In the recent third quarter, Apple and General Electric led the pack of repurchase­rs, respective­ly buying back $7.2 billion and $4.3 billion worth of their shares. It’s a way to reward shareholde­rs without making a taxable dividend payment.

Share repurchase­s are not always smart, though. Sometimes shares are bought back when they’re overvalued, in which case management is wasting shareholde­r money and destroying value.

The money could be better spent in other ways, such as reinvestin­g in the business or paying dividends.

The decrease in overall buybacks between 2015 and 2016 might reflect the ascent of the stock market in recent years, with many management­s deciding to cut back on buybacks.
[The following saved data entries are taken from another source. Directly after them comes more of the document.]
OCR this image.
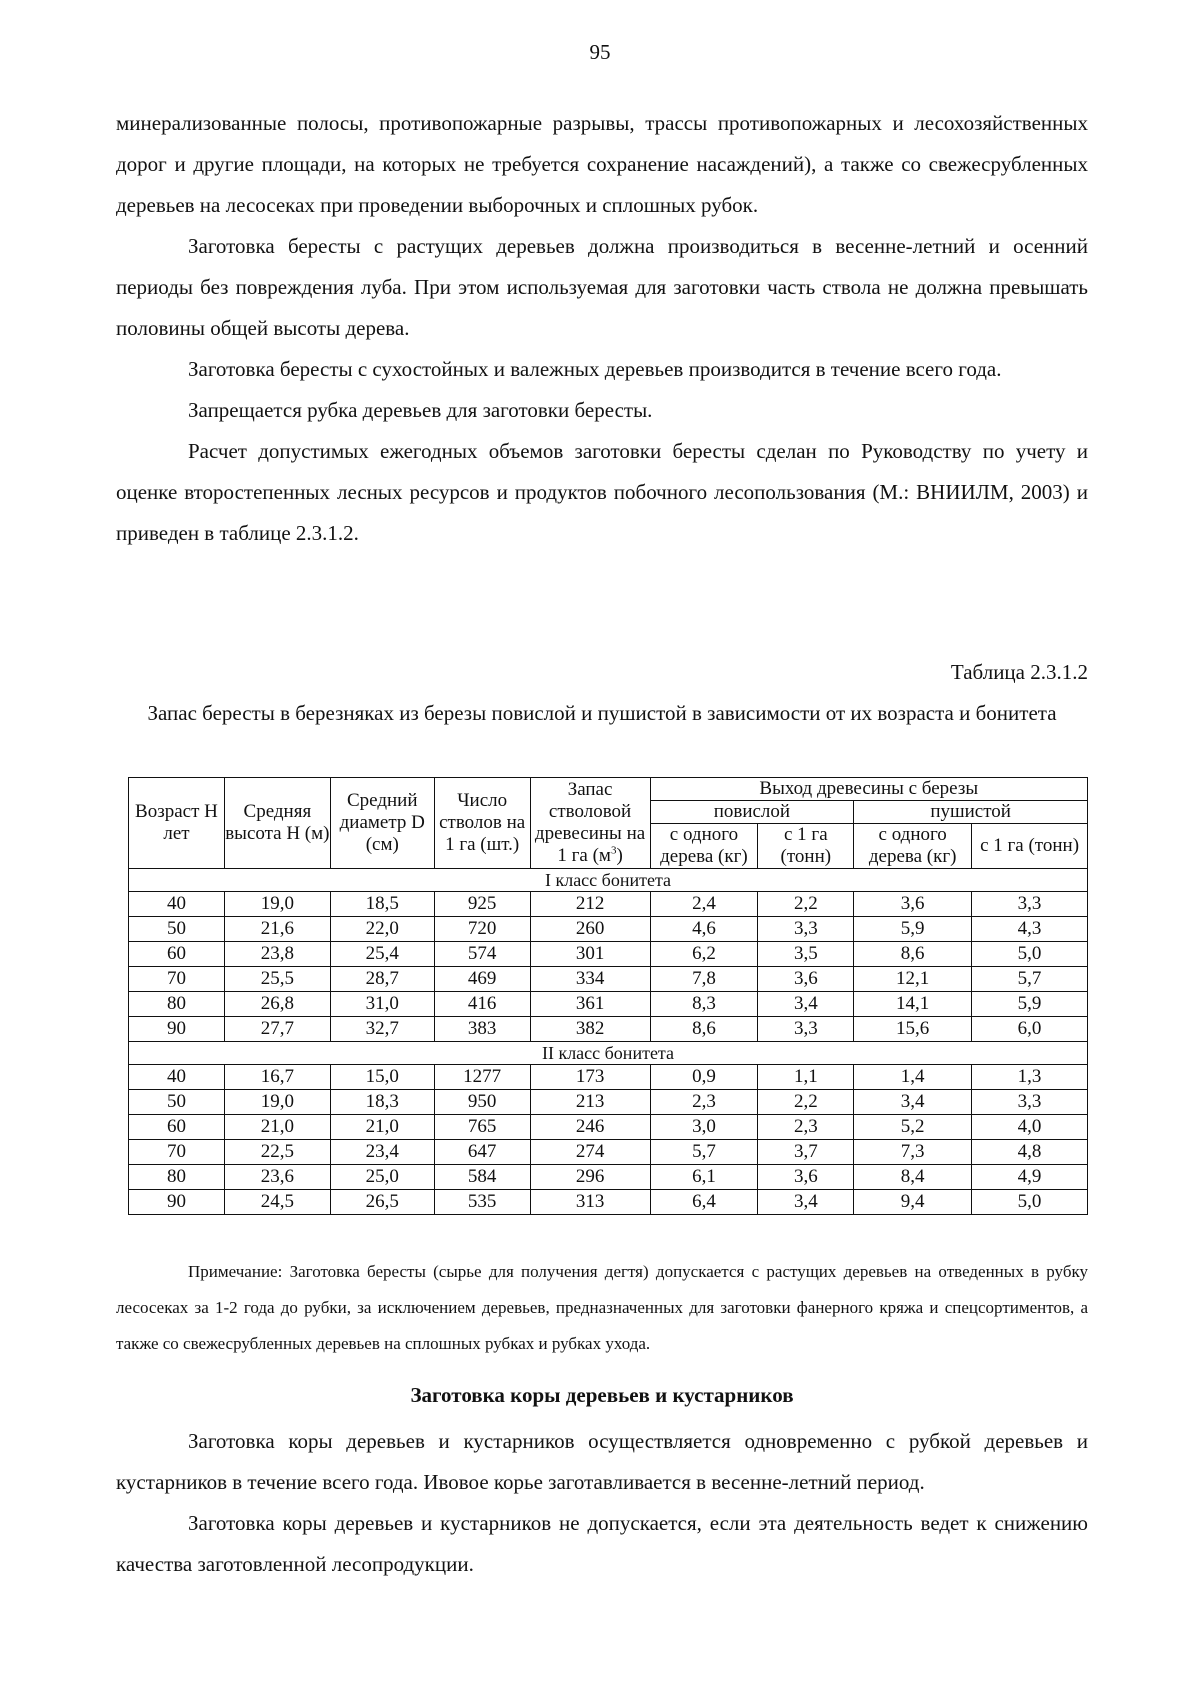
95

минерализованные полосы, противопожарные разрывы, трассы противопожарных и лесохозяйственных дорог и другие площади, на которых не требуется сохранение насаждений), а также со свежесрубленных деревьев на лесосеках при проведении выборочных и сплошных рубок.

Заготовка бересты с растущих деревьев должна производиться в весенне-летний и осенний периоды без повреждения луба. При этом используемая для заготовки часть ствола не должна превышать половины общей высоты дерева.

Заготовка бересты с сухостойных и валежных деревьев производится в течение всего года.

Запрещается рубка деревьев для заготовки бересты.

Расчет допустимых ежегодных объемов заготовки бересты сделан по Руководству по учету и оценке второстепенных лесных ресурсов и продуктов побочного лесопользования (М.: ВНИИЛМ, 2003) и приведен в таблице 2.3.1.2.

Таблица 2.3.1.2
Запас бересты в березняках из березы повислой и пушистой в зависимости от их возраста и бонитета
Возраст Н лет	Средняя высота Н (м)	Средний диаметр D (см)	Число стволов на 1 га (шт.)	Запас стволовой древесины на 1 га $(м^3)$	Выход древесины с березы			
					повислой		пушистой	
					с одного дерева (кг)	с 1 га (тонн)	с одного дерева (кг)	с 1 га (тонн)
I класс бонитета								
40	19,0	18,5	925	212	2,4	2,2	3,6	3,3
50	21,6	22,0	720	260	4,6	3,3	5,9	4,3
60	23,8	25,4	574	301	6,2	3,5	8,6	5,0
70	25,5	28,7	469	334	7,8	3,6	12,1	5,7
80	26,8	31,0	416	361	8,3	3,4	14,1	5,9
90	27,7	32,7	383	382	8,6	3,3	15,6	6,0
II класс бонитета								
40	16,7	15,0	1277	173	0,9	1,1	1,4	1,3
50	19,0	18,3	950	213	2,3	2,2	3,4	3,3
60	21,0	21,0	765	246	3,0	2,3	5,2	4,0
70	22,5	23,4	647	274	5,7	3,7	7,3	4,8
80	23,6	25,0	584	296	6,1	3,6	8,4	4,9
90	24,5	26,5	535	313	6,4	3,4	9,4	5,0
Примечание: Заготовка бересты (сырье для получения дегтя) допускается с растущих деревьев на отведенных в рубку лесосеках за 1-2 года до рубки, за исключением деревьев, предназначенных для заготовки фанерного кряжа и спецсортиментов, а также со свежесрубленных деревьев на сплошных рубках и рубках ухода.
Заготовка коры деревьев и кустарников

Заготовка коры деревьев и кустарников осуществляется одновременно с рубкой деревьев и кустарников в течение всего года. Ивовое корье заготавливается в весенне-летний период.

Заготовка коры деревьев и кустарников не допускается, если эта деятельность ведет к снижению качества заготовленной лесопродукции.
Sensible buybacks happen when shares are undervalue­d. Superinves­tor Warren Buffett, as an example, has said that he will snap up shares of his company Berkshire Hathaway only when they fall below a certain level.

Buybacks can also be used to make a company’s earnings per share (EPS) look like they’re growing faster than they are. For example, imagine a company with annual earnings of $100 million in both 2015 and 2016. Let’s say it has 100 million shares in 2015 and buys back 25 million in 2016, leaving it with 75 million shares.

Its EPS for 2015 is $1, but for 2016 it’s $1.33 ($100 million divided by 75 million) .It looks like earnings rose, but they didn’t.

Keep stock buybacks in mind when you study companies as possible investment­s, and don’t get overly excited by them. Overall, S&P 500 component companies buying back stock have outperform­ed the S&P 500 in recent years, but not every repurchase­r is an outperform­er.